I had lunch together with Oscar and Regina on August 21, 2013, at their home in Thalwil, along the right side of the lake of Zurich; at the time Oscar was quite ill. At lunch I took this snapshot (the cover picture) and gave them a copy of the photo in Kingston from our Princeton student days almost 50 years earlier. That lunch was on a beautiful afternoon, and I remember, when walking to the train, reliving in my mind many of our previous interactions. While I miss him sorely, his wonderful contributions to mathematics and physics will live forever.
References
1. Pierre Collet, Jean-Pierre Eckmann, and Oscar E. Lanford III; Universal properties of maps on an interval. Comm. Math. Phys. 76 (1980), 211–254.

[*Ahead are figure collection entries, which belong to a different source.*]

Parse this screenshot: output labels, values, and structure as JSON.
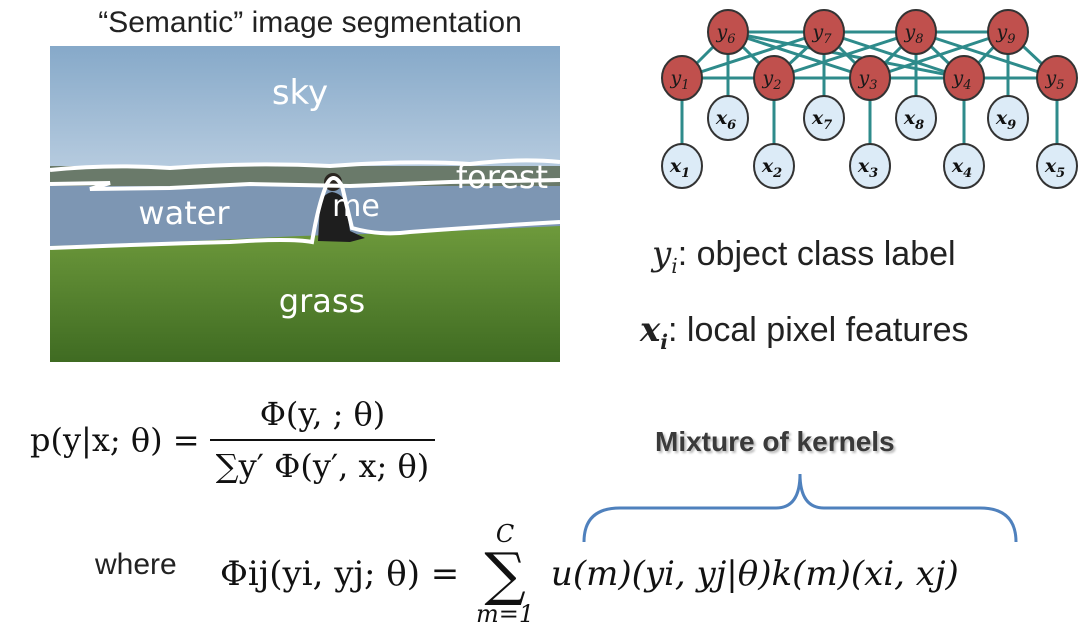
{
  "photo_title": "“Semantic” image segmentation",
  "photo_labels": {
    "sky": "sky",
    "forest": "forest",
    "water": "water",
    "me": "me",
    "grass": "grass"
  },
  "graph": {
    "y_top": [
      "y6",
      "y7",
      "y8",
      "y9"
    ],
    "y_bottom": [
      "y1",
      "y2",
      "y3",
      "y4",
      "y5"
    ],
    "x_mid": [
      "x6",
      "x7",
      "x8",
      "x9"
    ],
    "x_bottom": [
      "x1",
      "x2",
      "x3",
      "x4",
      "x5"
    ],
    "y_node_color": "#c0504d",
    "x_node_color": "#dcebf7",
    "edge_color": "#2e8b8b"
  },
  "legend": {
    "y_var": "y",
    "y_sub": "i",
    "y_text": ": object class label",
    "x_var": "x",
    "x_sub": "i",
    "x_text": ": local pixel features"
  },
  "equation1": {
    "lhs": "p(y|x; θ) =",
    "numerator": "Φ(y, ; θ)",
    "denominator": "∑y′ Φ(y′, x; θ)"
  },
  "where_label": "where",
  "equation2": {
    "lhs": "Φij(yi, yj; θ) =",
    "sum_top": "C",
    "sum_bottom": "m=1",
    "rhs": "u(m)(yi, yj|θ)k(m)(xi, xj)"
  },
  "mixture_label": "Mixture of kernels",
  "colors": {
    "brace": "#4f81bd"
  }
}
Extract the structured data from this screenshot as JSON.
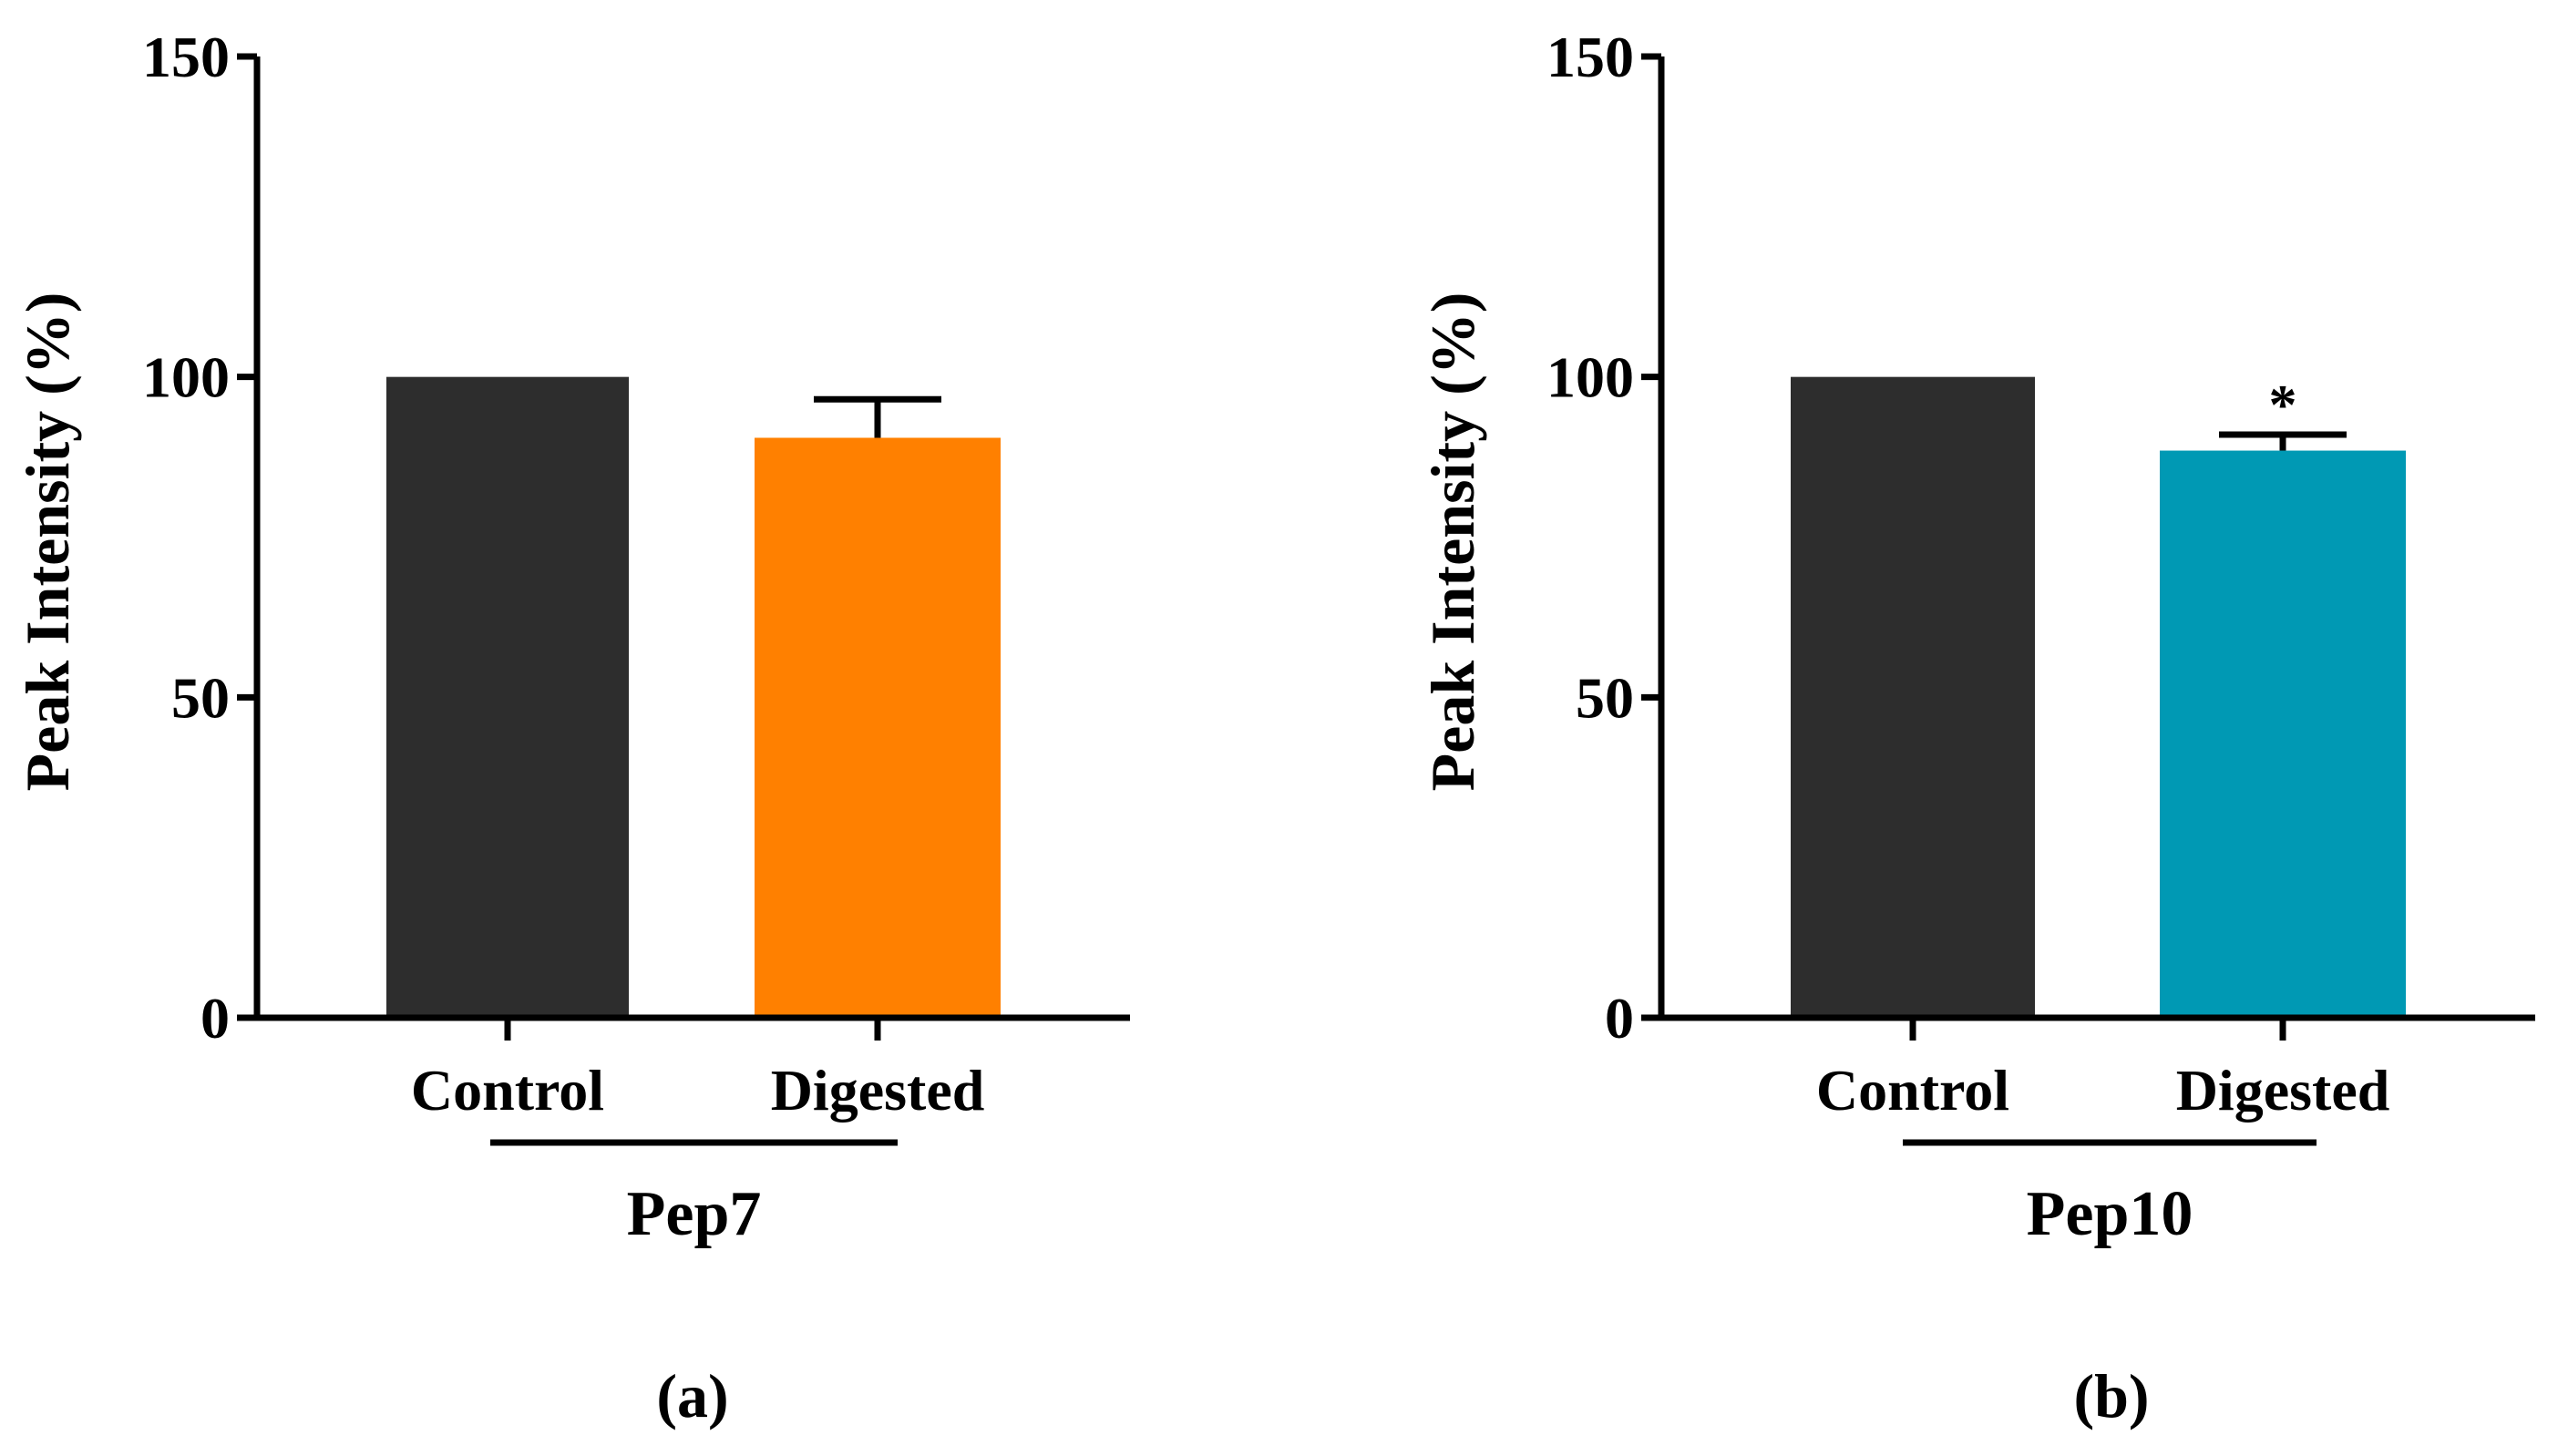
{
  "chart_data": [
    {
      "type": "bar",
      "panel_label": "(a)",
      "group_label": "Pep7",
      "categories": [
        "Control",
        "Digested"
      ],
      "values": [
        100,
        90.5
      ],
      "error": [
        0,
        6
      ],
      "colors": [
        "#2d2d2d",
        "#ff8000"
      ],
      "annotations": [
        "",
        ""
      ],
      "ylabel": "Peak Intensity (%)",
      "xlabel": "",
      "ylim": [
        0,
        150
      ],
      "yticks": [
        0,
        50,
        100,
        150
      ],
      "grid": false
    },
    {
      "type": "bar",
      "panel_label": "(b)",
      "group_label": "Pep10",
      "categories": [
        "Control",
        "Digested"
      ],
      "values": [
        100,
        88.5
      ],
      "error": [
        0,
        2.5
      ],
      "colors": [
        "#2d2d2d",
        "#0099b4"
      ],
      "annotations": [
        "",
        "*"
      ],
      "ylabel": "Peak Intensity (%)",
      "xlabel": "",
      "ylim": [
        0,
        150
      ],
      "yticks": [
        0,
        50,
        100,
        150
      ],
      "grid": false
    }
  ]
}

2. Arthur M. Jaffe, Oscar E. Lanford III, and Arthur S. Wightman; A general class of cut-off model field theories. Comm. Math. Phys. 15 (1969) 47–68.
3. Oscar Lanford and David Ruelle; Integral representations of invariant states on B* algebras. J. Mathematical Phys. 8 (1967) 1460-1463.
4. Oscar E. Lanford III; Remarks on the accumulation of period-doubling bifurcations. Mathematical problems in theoretical physics (Proc. International Conf. Math. Phys., Lausanne, 1979), pp. 340-342, Lecture Notes in Phys., 116, Springer, Berlin-New York, 1980.
5. Oscar E. Lanford III; A computer-assisted proof of the Feigenbaum conjectures, Bull. A.M.S. (New Series), 6 (1982) 427–434.